O terremoto do México e as dores do recomeço

Xu é a palavra em zapoteco para terremoto. O nome deriva de uma onomatopeia para o som que a Terra faz quando treme. Em Juchitán de Zaragoza, um dos municípios mais afetados pelo sismo de magnitude 8.2, que atingiu o sul do México em 7 de setembro de 2017, o substantivo ganhou um novo significado nos últimos meses.

“Antes, os pequenos tremores eram parte da nossa vida, algo normal. Agora, quando escutamos um ruído parecido ao xu, prendemos a respiração. Às vezes, é um carro que arranca ou o barulho de uma moto, mas o coração já dispara com o medo de que aconteça outra vez”, conta Griselda Santiago, uma jovem mulher que atua como voluntária na cozinha comunitária instalada na sétima sessão da cidade. A casa dela foi uma das 4 mil vivendas que sofreram dano total ou parcial em decorrência do sismo. “Perdemos a casa e algumas coisas, isso a gente recupera. Teve gente que perdeu a família”, diz.

O zapoteco é uma língua metafórica

Os nomes das coisas carregam em si analogias, imagens, poesia. Para dizer que chove, se diz que caem pedras de água. Estar feliz é ter o clítoris vivo. Naquele dia, para os zapotecos, o mundo havia perdido seu rosto, tamanha a desolação que se encontrava pelas ruas.

Três meses depois dos abalos, as marcas deixadas por eles ainda são visíveis nas rachaduras das casas que permaneceram de pé, nas janelas quebradas e na memória dos moradores de Juchitán. Os escombros que ainda não foram recolhidos obstruem as ruas e calçadas e se misturam ao material de construção que aos poucos chega para reerguer as paredes onde sobraram apenas vazios.
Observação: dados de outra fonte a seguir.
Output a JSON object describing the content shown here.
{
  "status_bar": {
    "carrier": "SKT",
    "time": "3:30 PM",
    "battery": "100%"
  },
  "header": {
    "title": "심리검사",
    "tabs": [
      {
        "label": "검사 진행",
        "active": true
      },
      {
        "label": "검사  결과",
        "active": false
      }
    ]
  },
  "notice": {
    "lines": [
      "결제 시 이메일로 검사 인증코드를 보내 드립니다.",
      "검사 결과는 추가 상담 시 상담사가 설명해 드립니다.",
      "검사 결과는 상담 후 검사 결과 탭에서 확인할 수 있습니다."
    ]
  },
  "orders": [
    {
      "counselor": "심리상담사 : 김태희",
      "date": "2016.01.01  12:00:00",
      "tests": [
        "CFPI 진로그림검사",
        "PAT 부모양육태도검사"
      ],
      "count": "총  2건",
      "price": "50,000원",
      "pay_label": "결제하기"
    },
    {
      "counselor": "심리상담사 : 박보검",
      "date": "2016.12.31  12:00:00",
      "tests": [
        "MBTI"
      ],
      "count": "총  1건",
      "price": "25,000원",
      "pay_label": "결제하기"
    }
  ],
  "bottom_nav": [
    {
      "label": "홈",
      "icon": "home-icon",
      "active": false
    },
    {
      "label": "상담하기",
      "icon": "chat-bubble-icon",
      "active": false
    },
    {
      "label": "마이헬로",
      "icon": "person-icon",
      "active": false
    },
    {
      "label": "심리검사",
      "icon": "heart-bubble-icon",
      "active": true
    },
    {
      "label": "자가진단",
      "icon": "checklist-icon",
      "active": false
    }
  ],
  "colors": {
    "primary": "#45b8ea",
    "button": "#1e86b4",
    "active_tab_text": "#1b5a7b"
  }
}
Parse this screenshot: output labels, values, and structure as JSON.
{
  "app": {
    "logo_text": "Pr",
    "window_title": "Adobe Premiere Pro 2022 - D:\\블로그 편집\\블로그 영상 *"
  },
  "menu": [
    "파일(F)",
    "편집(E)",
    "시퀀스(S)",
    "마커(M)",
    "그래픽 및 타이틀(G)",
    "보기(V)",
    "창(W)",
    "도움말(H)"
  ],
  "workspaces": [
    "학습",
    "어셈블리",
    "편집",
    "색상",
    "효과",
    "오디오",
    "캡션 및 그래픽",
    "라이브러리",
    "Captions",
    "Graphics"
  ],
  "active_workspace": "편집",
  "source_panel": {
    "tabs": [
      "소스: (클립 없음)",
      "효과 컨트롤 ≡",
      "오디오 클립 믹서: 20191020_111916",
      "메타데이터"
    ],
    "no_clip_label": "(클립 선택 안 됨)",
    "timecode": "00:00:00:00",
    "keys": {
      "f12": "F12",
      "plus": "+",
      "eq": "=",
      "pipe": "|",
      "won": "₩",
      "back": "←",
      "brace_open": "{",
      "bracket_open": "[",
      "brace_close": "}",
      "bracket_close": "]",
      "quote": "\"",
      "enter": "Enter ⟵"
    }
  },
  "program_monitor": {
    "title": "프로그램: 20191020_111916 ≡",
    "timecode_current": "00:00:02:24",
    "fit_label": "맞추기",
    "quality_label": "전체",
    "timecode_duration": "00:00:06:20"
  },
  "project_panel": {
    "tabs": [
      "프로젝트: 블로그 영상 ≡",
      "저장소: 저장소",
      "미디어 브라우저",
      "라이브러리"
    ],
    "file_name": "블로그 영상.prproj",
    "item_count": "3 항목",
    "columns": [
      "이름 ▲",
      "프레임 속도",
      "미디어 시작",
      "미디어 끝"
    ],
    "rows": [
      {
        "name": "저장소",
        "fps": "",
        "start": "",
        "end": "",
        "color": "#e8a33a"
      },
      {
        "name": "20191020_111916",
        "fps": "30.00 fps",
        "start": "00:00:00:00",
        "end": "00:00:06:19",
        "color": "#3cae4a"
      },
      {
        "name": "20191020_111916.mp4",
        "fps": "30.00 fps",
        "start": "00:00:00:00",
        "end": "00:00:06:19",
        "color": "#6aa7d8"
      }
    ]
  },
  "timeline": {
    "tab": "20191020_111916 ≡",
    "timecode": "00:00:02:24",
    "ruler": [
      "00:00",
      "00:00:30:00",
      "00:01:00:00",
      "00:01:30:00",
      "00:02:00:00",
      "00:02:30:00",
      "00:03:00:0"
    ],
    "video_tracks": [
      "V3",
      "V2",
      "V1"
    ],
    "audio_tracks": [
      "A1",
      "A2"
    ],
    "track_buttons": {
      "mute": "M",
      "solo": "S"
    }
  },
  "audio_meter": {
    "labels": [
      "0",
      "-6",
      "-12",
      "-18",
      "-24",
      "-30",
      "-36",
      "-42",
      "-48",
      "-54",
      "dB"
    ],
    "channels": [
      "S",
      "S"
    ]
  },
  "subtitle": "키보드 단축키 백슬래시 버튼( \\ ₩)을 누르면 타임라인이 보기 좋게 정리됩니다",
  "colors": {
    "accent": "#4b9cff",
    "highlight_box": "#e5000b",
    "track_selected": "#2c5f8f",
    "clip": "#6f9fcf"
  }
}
Quem vive ali sabe que Juchitán terá que conviver com as cicatrizes da tragédia por muito tempo. Estima-se que a recuperação total da cidade levará até 10 anos. No meio tempo, a vida local se adapta ao novo panorama.

Leia também: Dia dos Mortos no México: não morremos até que nos esqueçam

A ponte principal que ligava as duas margens do rio ainda está interditada, mas os moradores já se acostumaram aos caminhos alternativos. O edifício no qual funcionava o mercado desabou, mas os feirantes montaram suas barracas nas ruas e praças próximas a eles. Agências de banco inteiras foram reduzidas a pó, por isso é preciso viajar a municípios vizinhos para resolver pendências. As escolas, que estiveram fechadas nos últimos meses, retomam as classes em ritmo lento. Cada turma comparece em um dia da semana, muitas vezes para ter as aulas em pátios abertos, já que os prédios ainda estão afetados.

Diante desse cenário, a cultura comunitária do povo zapoteca tem sido de grande importância. Vizinhos e amigos trabalham juntos para superar as dificuldades. O pequeno galpão que serve de sede para a Assembleia Popular do Povo Juchiteco está repleto de doações de alimentos, roupas, material de limpeza e de construção.

Através da Totopo, uma rádio comunitária que dá avisos de interesse geral e promove a cultura e o uso da língua zapoteca, Carlos Sanchez convoca voluntários, administra a distribuição de cestas básicas e criou um sistema de uso coletivo de ferramentas, dependendo das necessidades de cada família. “O terremoto nos trouxe muitos danos, mas também nos trouxe solidariedade. Temos que saber tirar algo positivo do que aconteceu, como o fortalecimento da nossa irmandade”, diz ele.

“O Mercado foi interditado, mas os feirantes ocuparam a praça”

“Sede da rádio comunitária reúne doações”

Para fortalecer esse sentimento de coletividade, o artista plástico juchiteco Francisco Toledo organizou, com a ajuda de voluntários, 45 cozinhas coletivas espalhadas por toda a região. Nos primeiros dias, os militares enviados pelo governo mexicano encarregaram-se de preparar e distribuir as refeições, mas o artista se deu conta de que isso individualizava o processo e passou a visitar os albergues para propor uma forma diferente de organização. “A adesão foi imediata. Logo as senhoras começaram a buscar suas panelas e utensílios de cozinha nos escombros, usaram a madeira que encontravam para fazer lenha”, conta o historiador Rodrigo López, que ajuda levando doações para as cozinhas.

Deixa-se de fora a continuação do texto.